The <E> by the class name declares that E as a generic type parameter - this means any instance of Node will be of some type, and this type will be decided by the code that instantiates it. new Node<String>() will create a node of type String, new Node<Integer>() creates a node of type Integer, and so on.
Where E is used in the class then reflects whatever type a particular instance has chosen, so if a have a node of type String, I know that element will be a String, and next will be a reference to another node containing a String.
The beauty of generics is that using this type parameter means I don't need to write a copy of this class for each type I want to use, while also being sure that all of the references will be of the type I expect - I won't get next returning an Integer when I'm expecting a String.
The link JB Nizet provides is a very good one - generics are quite a large and subtle topic, and if you wnat to learn about generics that tutorial will help you a lot.
I always learn best from example, so put Node to a simple use:
import java.awt.Point;
public class TestNode{
public static void main(String[] args) {
//assume you have 3 points
Point point1 = new Point(40,40);
Point point2 = new Point(80,120);
Point point3 = new Point(70,200);
//each point is connected to one other point. to represent such connection you
//can create a Node<Point> or in other words Node of Point.
//define the last node in the chain, which has no next node:
Node<Point> node3 = new Node<>(point3, null);
//Note: because Node<E> is generic you could define Node<Cats>, Node<Dogs>, Node<AnyType>
//define the point2-point3 connection
Node<Point> node2 = new Node<>(point2, node3);
//define point1-point2 connection
Node<Point> node1 = new Node<>(point1, node2);
//now put it to test. node1.getnext() return node2, node1.getnext().getelement() returns point2
System.out.println("Point 2 x-y " +node1.getnext().getelement().getX()
+"-"+node1.getnext().getelement().getY());
//now put it to test. node1.getnext().getnext() return node3
System.out.println("Point 3 x-y " +node1.getnext().getnext().getelement().getX()
+"-"+node1.getnext().getnext().getelement().getY());
}
}
You can easily find official docs and many other resources for such a big topic in Java, I'll try to explain it by "the process of re-creating generics".
Say you're going to implement the class Node given in the question, it's a basic building unit for LinkedList, so you define it as:
class Node {
private Node next;
public Node getNext() {
return next;
}
public void setNext(Node n) {
next = n;
}
}
but you need to store some data in each Node, don't you, otherwise this class is useless.
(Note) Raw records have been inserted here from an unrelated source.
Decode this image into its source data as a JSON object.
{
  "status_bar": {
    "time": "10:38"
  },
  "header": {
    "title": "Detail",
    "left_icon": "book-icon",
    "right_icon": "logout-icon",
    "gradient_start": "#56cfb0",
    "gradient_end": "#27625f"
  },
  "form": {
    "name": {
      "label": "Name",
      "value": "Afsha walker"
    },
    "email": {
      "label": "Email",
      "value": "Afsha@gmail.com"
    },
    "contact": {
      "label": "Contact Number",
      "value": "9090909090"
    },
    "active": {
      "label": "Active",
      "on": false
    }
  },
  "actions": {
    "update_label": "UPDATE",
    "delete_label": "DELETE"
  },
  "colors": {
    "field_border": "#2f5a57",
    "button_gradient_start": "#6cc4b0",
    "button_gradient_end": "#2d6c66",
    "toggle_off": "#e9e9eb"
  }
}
Obviously one more field is necessary and the type you want to store is MyData, then it'll be:
class Node {
private MyData element;
private Node next;
public Node getNext() {
return next;
}
public MyData getElement() {
return element;
}
public void setElement(MyData element) {
this.element = element;
}
public void setNext(Node n) {
next = n;
}
}
One day you want to make your implementation a common library so it can be used by anyone, but one serious problem comes up which is people will not happy with that they can only store data of type MyData in your Node, they want to store whatever type they want, so you made a little change - declare the type of element to Object so that it can handle any type:
class Node {
private Object element;
private Node next;
public Node getNext() {
return next;
}
public Object getElement() {
return element;
}
public void setElement(Object element) {
this.element = element;
}
public void setNext(Node n) {
next = n;
}
}
Everything's good now, but some time later you receive some feedbacks from some picky users:
User A: everywhere I call Node.getElement() in my code, I get an Object type stuff and I need to do a type cast, which is inconvenient, it would be better if what I get from getElement is the type I want
User B: I want to only store type A but there's no way to prevent me put a type B into Node, I can't find this bug till exception happens during runtime, it would be better that compiler can help me to find the bug
So you feel that it'll be great if you can leave the decision of what type of data is allowed to put in Node to users, rather than hardcoded in implementation, which means what you'll put at the underscore of the statement private ___ element; is uncertain, you need it be a variable and specified by the user at the moment they use it, so a variable to the class, that's good, but you need a place to declare the variable before you can use it, finally you decide to put the declaration of the variable right after the class name, inside <>(a new syntax), then the code will be:
class Node<E> {
private E element;
private Node next;
public E getElement() {
return element;
}
public void setElement(E element) {
this.element = element;
}
public Node getNext() {
return next;
}
public void setNext(Node n) {
next = n;
}
}
almost done but wait: you're using Node by yourself - the field next, you need to follow the rule you just made: pass type info of element to Node at the time when you use it, so finally you got the code following:
class Node<E> {
private E element;
private Node<E> next;
public E getElement() {
return element;
}
public void setElement(E element) {
this.element = element;
}
public Node<E> getNext() {
return next;
}
public void setNext(Node<E> n) {
next = n;
}
}
Em....Sorry I didn't expect this to be so long...But hope it could be a little helpful to you.
Related
I am working on a doubly linked list in Java. So that I can create functions, I'm first working to understand the setup.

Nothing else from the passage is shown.